Kuzgun geri çekildiğinde ise Fuat yerdek Behzat'ın üzerine çıkıp Kuzgun'dan aldığı silahı başına dayadı.
"Sana verdiğimiz şansı para gibi harcadın-"
"Hayır! Beni burada ulu orta yerde öldüremezsin!"
Başını iki yana sallayarak güldü. "Öyle bir yaparım ki buraya gelen polisler kazara öldüğünü düşünür."

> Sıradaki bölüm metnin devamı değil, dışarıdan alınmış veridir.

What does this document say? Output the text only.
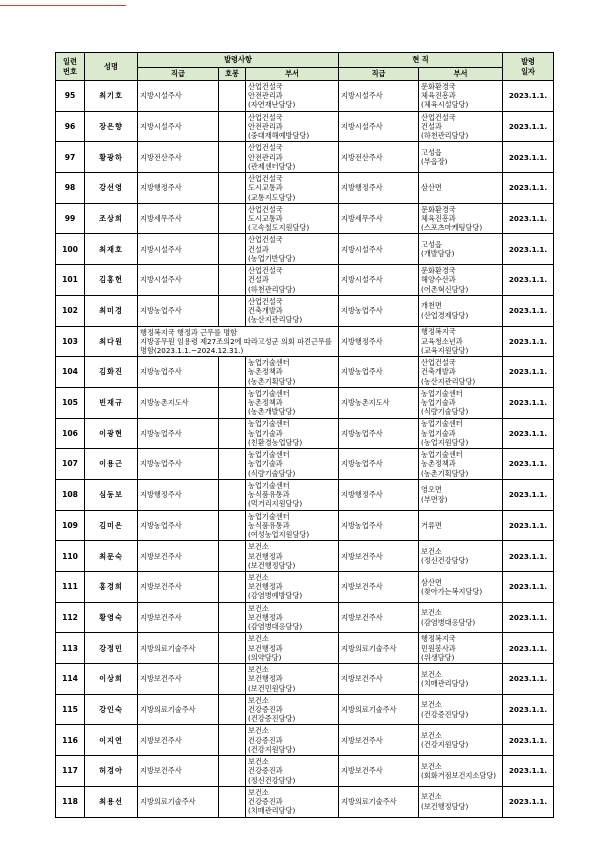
일련
번호	성명	발령사항			현 직		발령
일자
		직급	호봉	부서	직급	부서	
95	최기호	지방시설주사		산업건설국
안전관리과
(자연재난담당)	지방시설주사	문화환경국
체육진흥과
(체육시설담당)	2023.1.1.
96	장은향	지방시설주사		산업건설국
안전관리과
(중대재해예방담당)	지방시설주사	산업건설국
건설과
(하천관리담당)	2023.1.1.
97	황광하	지방전산주사		산업건설국
안전관리과
(관제센터담당)	지방전산주사	고성읍
(부읍장)	2023.1.1.
98	강선영	지방행정주사		산업건설국
도시교통과
(교통지도담당)	지방행정주사	삼산면	2023.1.1.
99	조상희	지방세무주사		산업건설국
도시교통과
(고속철도지원담당)	지방세무주사	문화환경국
체육진흥과
(스포츠마케팅담당)	2023.1.1.
100	최재호	지방시설주사		산업건설국
건설과
(농업기반담당)	지방시설주사	고성읍
(개발담당)	2023.1.1.
101	김홍헌	지방시설주사		산업건설국
건설과
(하천관리담당)	지방시설주사	문화환경국
해양수산과
(어촌혁신담당)	2023.1.1.
102	최미경	지방농업주사		산업건설국
건축개발과
(농산지관리담당)	지방농업주사	개천면
(산업경제담당)	2023.1.1.
103	최다원	행정복지국 행정과 근무를 명함
지방공무원 임용령 제27조의2에 따라고성군 의회 파견근무를 명함(2023.1.1.~2024.12.31.)			지방행정주사	행정복지국
교육청소년과
(교육지원담당)	2023.1.1.
104	김화진	지방농업주사		농업기술센터
농촌정책과
(농촌기획담당)	지방농업주사	산업건설국
건축개발과
(농산지관리담당)	2023.1.1.
105	빈재규	지방농촌지도사		농업기술센터
농촌정책과
(농촌개발담당)	지방농촌지도사	농업기술센터
농업기술과
(식량기술담당)	2023.1.1.
106	이광현	지방농업주사		농업기술센터
농업기술과
(친환경농업담당)	지방농업주사	농업기술센터
농업기술과
(농업지원담당)	2023.1.1.
107	이용근	지방농업주사		농업기술센터
농업기술과
(식량기술담당)	지방농업주사	농업기술센터
농촌정책과
(농촌기획담당)	2023.1.1.
108	심동보	지방행정주사		농업기술센터
농식품유통과
(먹거리지원담당)	지방행정주사	영오면
(부면장)	2023.1.1.
109	김미은	지방농업주사		농업기술센터
농식품유통과
(여성농업지원담당)	지방농업주사	거류면	2023.1.1.
110	최문숙	지방보건주사		보건소
보건행정과
(보건행정담당)	지방보건주사	보건소
(정신건강담당)	2023.1.1.
111	홍경희	지방보건주사		보건소
보건행정과
(감염병예방담당)	지방보건주사	삼산면
(찾아가는복지담당)	2023.1.1.
112	황영숙	지방보건주사		보건소
보건행정과
(감염병대응담당)	지방보건주사	보건소
(감염병대응담당)	2023.1.1.
113	강정민	지방의료기술주사		보건소
보건행정과
(의약담당)	지방의료기술주사	행정복지국
민원봉사과
(위생담당)	2023.1.1.
114	이상희	지방보건주사		보건소
보건행정과
(보건민원담당)	지방보건주사	보건소
(치매관리담당)	2023.1.1.
115	강인숙	지방의료기술주사		보건소
건강증진과
(건강증진담당)	지방의료기술주사	보건소
(건강증진담당)	2023.1.1.
116	이지연	지방보건주사		보건소
건강증진과
(건강지원담당)	지방보건주사	보건소
(건강지원담당)	2023.1.1.
117	허경아	지방보건주사		보건소
건강증진과
(정신건강담당)	지방보건주사	보건소
(회화거점보건지소담당)	2023.1.1.
118	최용선	지방의료기술주사		보건소
건강증진과
(치매관리담당)	지방의료기술주사	보건소
(보건행정담당)	2023.1.1.
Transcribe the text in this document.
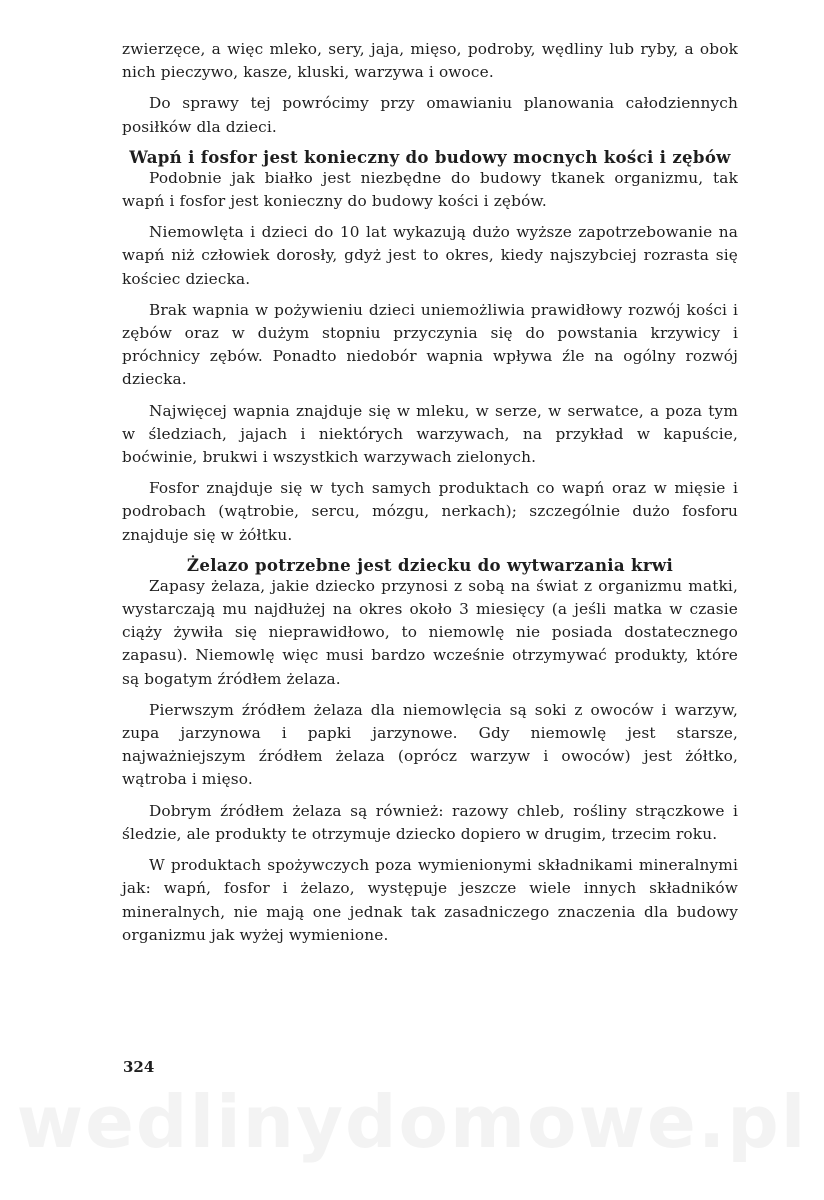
zwierzęce, a więc mleko, sery, jaja, mięso, podroby, wędliny lub ryby, a obok nich pieczywo, kasze, kluski, warzywa i owoce.

Do sprawy tej powrócimy przy omawianiu planowania całodziennych posiłków dla dzieci.

Wapń i fosfor jest konieczny do budowy mocnych kości i zębów

Podobnie jak białko jest niezbędne do budowy tkanek organizmu, tak wapń i fosfor jest konieczny do budowy kości i zębów.

Niemowlęta i dzieci do 10 lat wykazują dużo wyższe zapotrzebowanie na wapń niż człowiek dorosły, gdyż jest to okres, kiedy najszybciej rozrasta się kościec dziecka.

Brak wapnia w pożywieniu dzieci uniemożliwia prawidłowy rozwój kości i zębów oraz w dużym stopniu przyczynia się do powstania krzywicy i próchnicy zębów. Ponadto niedobór wapnia wpływa źle na ogólny rozwój dziecka.

Najwięcej wapnia znajduje się w mleku, w serze, w serwatce, a poza tym w śledziach, jajach i niektórych warzywach, na przykład w kapuście, boćwinie, brukwi i wszystkich warzywach zielonych.

Fosfor znajduje się w tych samych produktach co wapń oraz w mięsie i podrobach (wątrobie, sercu, mózgu, nerkach); szczególnie dużo fosforu znajduje się w żółtku.

Żelazo potrzebne jest dziecku do wytwarzania krwi

Zapasy żelaza, jakie dziecko przynosi z sobą na świat z organizmu matki, wystarczają mu najdłużej na okres około 3 miesięcy (a jeśli matka w czasie ciąży żywiła się nieprawidłowo, to niemowlę nie posiada dostatecznego zapasu). Niemowlę więc musi bardzo wcześnie otrzymywać produkty, które są bogatym źródłem żelaza.

Pierwszym źródłem żelaza dla niemowlęcia są soki z owoców i warzyw, zupa jarzynowa i papki jarzynowe. Gdy niemowlę jest starsze, najważniejszym źródłem żelaza (oprócz warzyw i owoców) jest żółtko, wątroba i mięso.

Dobrym źródłem żelaza są również: razowy chleb, rośliny strączkowe i śledzie, ale produkty te otrzymuje dziecko dopiero w drugim, trzecim roku.

W produktach spożywczych poza wymienionymi składnikami mineralnymi jak: wapń, fosfor i żelazo, występuje jeszcze wiele innych składników mineralnych, nie mają one jednak tak zasadniczego znaczenia dla budowy organizmu jak wyżej wymienione.

324
wedlinydomowe.pl
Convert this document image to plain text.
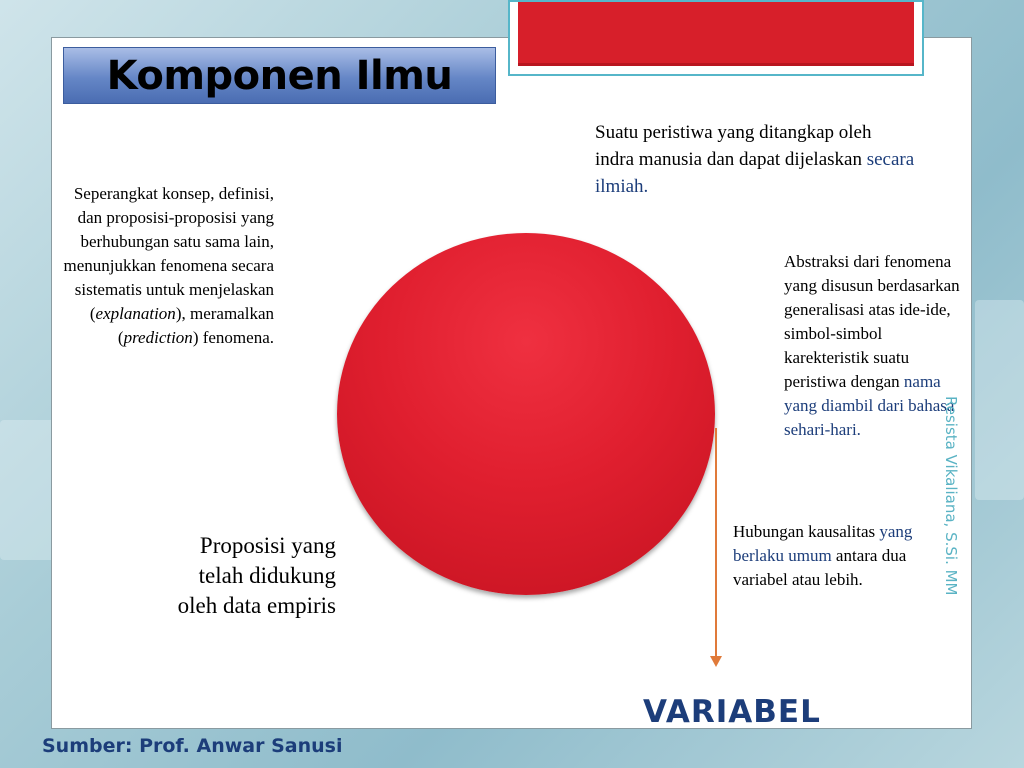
Komponen Ilmu
Seperangkat konsep, definisi, dan proposisi-proposisi yang berhubungan satu sama lain, menunjukkan fenomena secara sistematis untuk menjelaskan (explanation), meramalkan (prediction) fenomena.
Suatu peristiwa yang ditangkap oleh indra manusia dan dapat dijelaskan secara ilmiah.
Abstraksi dari fenomena yang disusun berdasarkan generalisasi atas ide-ide, simbol-simbol karekteristik suatu peristiwa dengan nama yang diambil dari bahasa sehari-hari.
Proposisi yang telah didukung oleh data empiris
Hubungan kausalitas yang berlaku umum antara dua variabel atau lebih.
VARIABEL
Sumber: Prof. Anwar Sanusi
Resista Vikaliana, S.Si. MM
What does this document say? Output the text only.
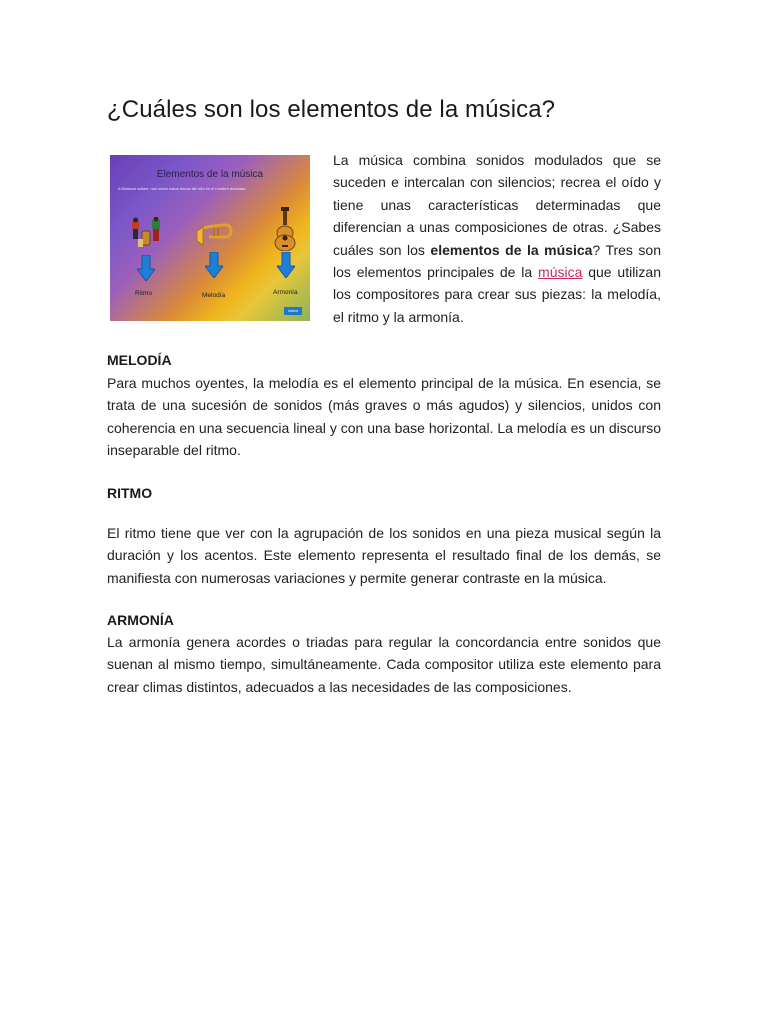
¿Cuáles son los elementos de la música?
Elementos de la música
A Músicos saben: nos sobre estos temas del ello en el nombre deseado.
Ritmo	Melodía	Armonía
índice

La música combina sonidos modulados que se suceden e intercalan con silencios; recrea el oído y tiene unas características determinadas que diferencian a unas composiciones de otras. ¿Sabes cuáles son los elementos de la música? Tres son los elementos principales de la música que utilizan los compositores para crear sus piezas: la melodía, el ritmo y la armonía.

MELODÍA

Para muchos oyentes, la melodía es el elemento principal de la música. En esencia, se trata de una sucesión de sonidos (más graves o más agudos) y silencios, unidos con coherencia en una secuencia lineal y con una base horizontal. La melodía es un discurso inseparable del ritmo.

RITMO

El ritmo tiene que ver con la agrupación de los sonidos en una pieza musical según la duración y los acentos. Este elemento representa el resultado final de los demás, se manifiesta con numerosas variaciones y permite generar contraste en la música.

ARMONÍA

La armonía genera acordes o triadas para regular la concordancia entre sonidos que suenan al mismo tiempo, simultáneamente. Cada compositor utiliza este elemento para crear climas distintos, adecuados a las necesidades de las composiciones.
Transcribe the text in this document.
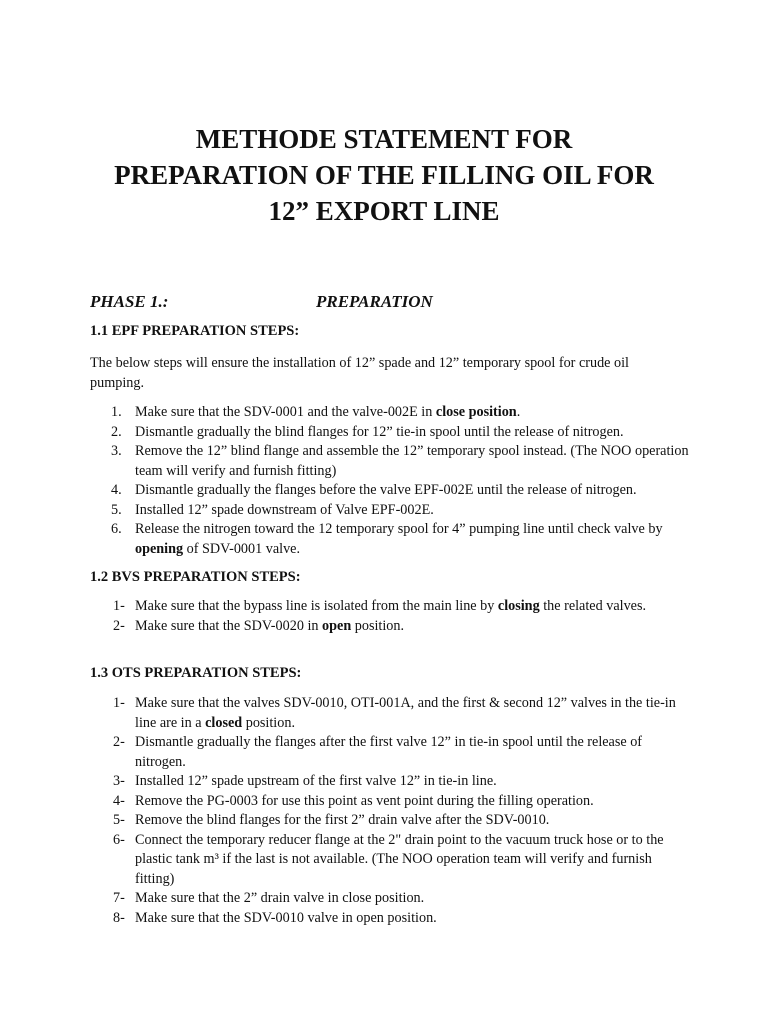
METHODE STATEMENT FOR
PREPARATION OF THE FILLING OIL FOR
12” EXPORT LINE
PHASE 1.:	PREPARATION
1.1 EPF PREPARATION STEPS:
The below steps will ensure the installation of 12” spade and 12” temporary spool for crude oil pumping.
1. Make sure that the SDV-0001 and the valve-002E in close position.
2. Dismantle gradually the blind flanges for 12” tie-in spool until the release of nitrogen.
3. Remove the 12” blind flange and assemble the 12” temporary spool instead. (The NOO operation team will verify and furnish fitting)
4. Dismantle gradually the flanges before the valve EPF-002E until the release of nitrogen.
5. Installed 12” spade downstream of Valve EPF-002E.
6. Release the nitrogen toward the 12 temporary spool for 4” pumping line until check valve by opening of SDV-0001 valve.
1.2 BVS PREPARATION STEPS:
1- Make sure that the bypass line is isolated from the main line by closing the related valves.
2- Make sure that the SDV-0020 in open position.
1.3 OTS PREPARATION STEPS:
1- Make sure that the valves SDV-0010, OTI-001A, and the first & second 12” valves in the tie-in line are in a closed position.
2- Dismantle gradually the flanges after the first valve 12” in tie-in spool until the release of nitrogen.
3- Installed 12” spade upstream of the first valve 12” in tie-in line.
4- Remove the PG-0003 for use this point as vent point during the filling operation.
5- Remove the blind flanges for the first 2” drain valve after the SDV-0010.
6- Connect the temporary reducer flange at the 2" drain point to the vacuum truck hose or to the plastic tank m³ if the last is not available. (The NOO operation team will verify and furnish fitting)
7- Make sure that the 2” drain valve in close position.
8- Make sure that the SDV-0010 valve in open position.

Fuat tutuşmaya başlamış ve ellerini teslim olmak için kaldırmıştı. "Tamam! Bir daha asla yapmayacağım, hatta verdiğim zararın her bir kuruşunu ödeyeceğim! Eskisinden de güzel olacak!"
"Bizde af yok Behzat, özellikle de bu yaptıklarından sonra asla..."
Gözlerimizin önünde kafasına sıkmış ve çatışmayı başlatmıştı. Behzat'ın adamları ateş etmeye başladığında koşarak otomobillerden birinin arkasına saklanmıştım. Hemen arkamdan Kuzgun gelerek nefes nefese bana bakmıştı.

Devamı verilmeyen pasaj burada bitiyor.